Personal information
- Full name: Airi Miyabe
- Nationality: Japanese
- Born: 29 July 1998 (age 28) Hyogo Prefecture, Japan
- Height: 182 cm (6 ft 0 in)
- Weight: 63 kg (139 lb)
- Spike: 313 cm (123 in)
- Block: 290 cm (114 in)
- College / University: College of Southern Idaho (2017–2018) University of Minnesota (2018–2020)

Volleyball information
- Current club: Victorina Himeji
- Number: 15 (national team)

Career
| Years | Teams |
| 2015 | Kinrankai Senior Highschool |

National team
| 2015–present | Japan |

Honours
Women's volleyball
Representing Japan
AVC Continental Championship
| Bronze medal – third place | 2026 Tianjin | Team |
FIVB Nations League
| Silver medal – second place | 2024 Bangkok | Team |

= Airi Miyabe =

Japanese volleyball player (born 1998)

Airi Miyabe (宮部 藍梨, Miyabe Airi) is a Japanese volleyball player and a member of the Japan women's national volleyball team. She is of mixed Nigerian and Japanese heritage and is the older sister of Ameze Miyabe.

Miyabe competed in the 2015 FIVB Volleyball World Grand Prix.

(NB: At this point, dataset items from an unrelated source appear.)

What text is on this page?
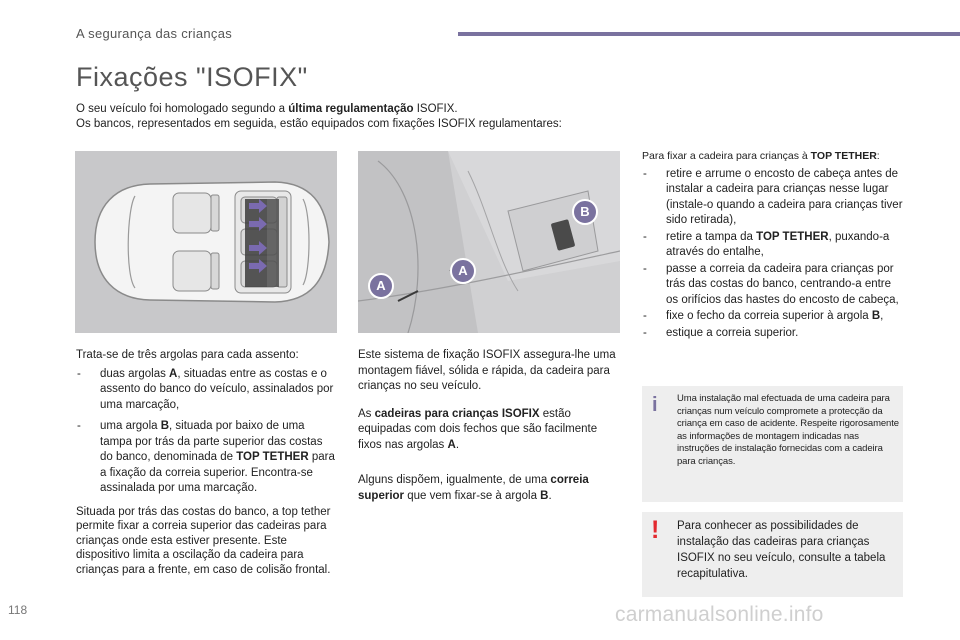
A segurança das crianças
Fixações "ISOFIX"

O seu veículo foi homologado segundo a última regulamentação ISOFIX.

Os bancos, representados em seguida, estão equipados com fixações ISOFIX regulamentares:

A
A
B

Trata-se de três argolas para cada assento:

- duas argolas A, situadas entre as costas e o assento do banco do veículo, assinalados por uma marcação,
- uma argola B, situada por baixo de uma tampa por trás da parte superior das costas do banco, denominada de TOP TETHER para a fixação da correia superior. Encontra-se assinalada por uma marcação.

Situada por trás das costas do banco, a top tether permite fixar a correia superior das cadeiras para crianças onde esta estiver presente. Este dispositivo limita a oscilação da cadeira para crianças para a frente, em caso de colisão frontal.

Este sistema de fixação ISOFIX assegura-lhe uma montagem fiável, sólida e rápida, da cadeira para crianças no seu veículo.

As cadeiras para crianças ISOFIX estão equipadas com dois fechos que são facilmente fixos nas argolas A.

Alguns dispõem, igualmente, de uma correia superior que vem fixar-se à argola B.

Para fixar a cadeira para crianças à TOP TETHER:

- retire e arrume o encosto de cabeça antes de instalar a cadeira para crianças nesse lugar (instale-o quando a cadeira para crianças tiver sido retirada),
- retire a tampa da TOP TETHER, puxando-a através do entalhe,
- passe a correia da cadeira para crianças por trás das costas do banco, centrando-a entre os orifícios das hastes do encosto de cabeça,
- fixe o fecho da correia superior à argola B,
- estique a correia superior.
i Uma instalação mal efectuada de uma cadeira para crianças num veículo compromete a protecção da criança em caso de acidente. Respeite rigorosamente as informações de montagem indicadas nas instruções de instalação fornecidas com a cadeira para crianças.
!	Para conhecer as possibilidades de instalação das cadeiras para crianças ISOFIX no seu veículo, consulte a tabela recapitulativa.
118	carmanualsonline.info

At the club level, she represented Kinrankai Senior High School in 2015.

At the collegiate level in the United States, Miyabe attended the College of Southern Idaho before transferring to the University of Minnesota, where she played for the Minnesota Golden Gophers.

She was also a member of the Japanese national team at the 2024 Olympics.